Durch seine exponierte Lage ist der Odilienberg nicht nur für Wallfahrer und Pilger interessant, sondern lockt auch zahlreiche andere Besucher – nicht zuletzt Naturliebhaber und Wanderer, die in der Umgebung bezaubernde Routen finden. Diese bieten exzellente Weit- und Ausblicke und entführen auf Zeitreisen in die Vergangenheit. Dies gilt insbesondere für die Wege entlang der Heidenmauer, einer geheimnisumwitterten, frühgeschichtlichen Steinmauer, die fast zwei Meter dick und rund vier bis fünf Meter hoch gewesen sein soll. Der etwa elf Kilometer lange Ringwall wurde zuerst von den Kelten und später von den Römern genutzt.

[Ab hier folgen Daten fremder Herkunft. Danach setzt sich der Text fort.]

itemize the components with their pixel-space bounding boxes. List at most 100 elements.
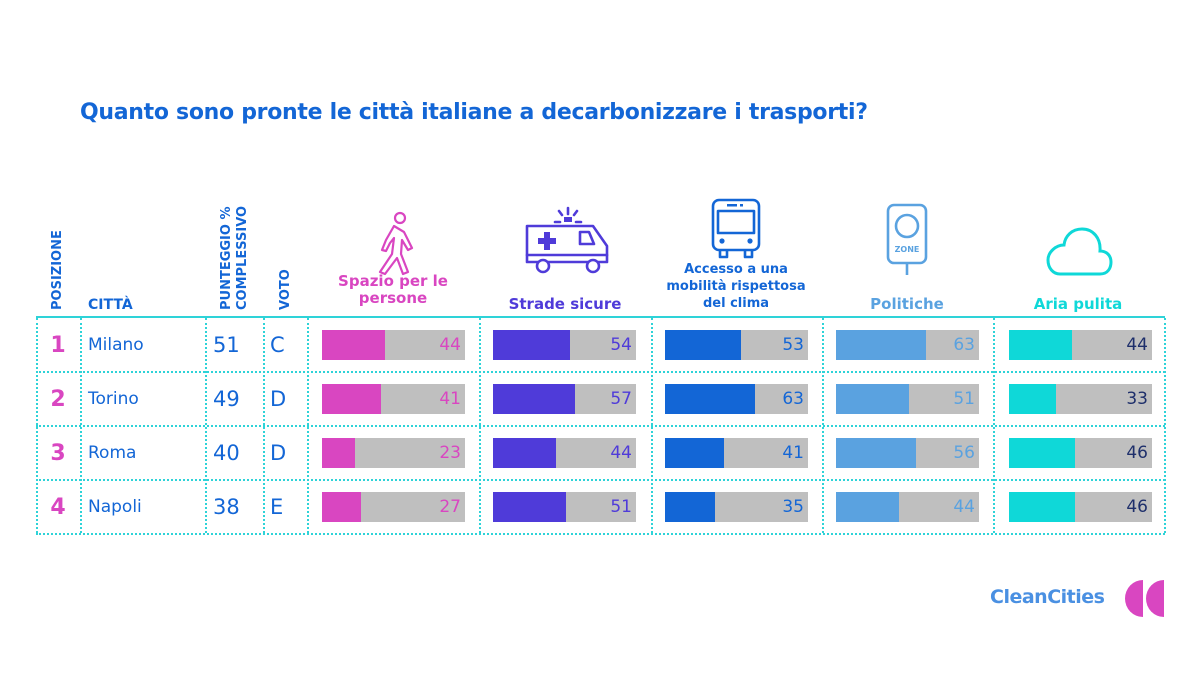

Wer um den Odilienberg wandert, der hat die Qual der Wahl – lokale Rundwege stehen ebenso zur Auswahl wie der Vogesen-Fernwanderweg G5 und der Jakobsweg.
Reise-Tipps
- Anreise: Der Odilienberg liegt etwa 50 Kilometer südwestlich von Straßburg auf dem Vogesenkamm. Man erreicht ihn über Obernai. Unterhalb des Klosters finden sich zahlreiche Parkmöglichkeiten.
- Übernachten und Essen: Hotel und Restaurant Mont Sainte-Odile in Ottrott; www.mont-sainte-odile.com. Kosten für ein Einzelzimmer 72 Euro, Doppelzimmer 77 Euro. Übernachtung inklusive Halbpension 102/137 Euro.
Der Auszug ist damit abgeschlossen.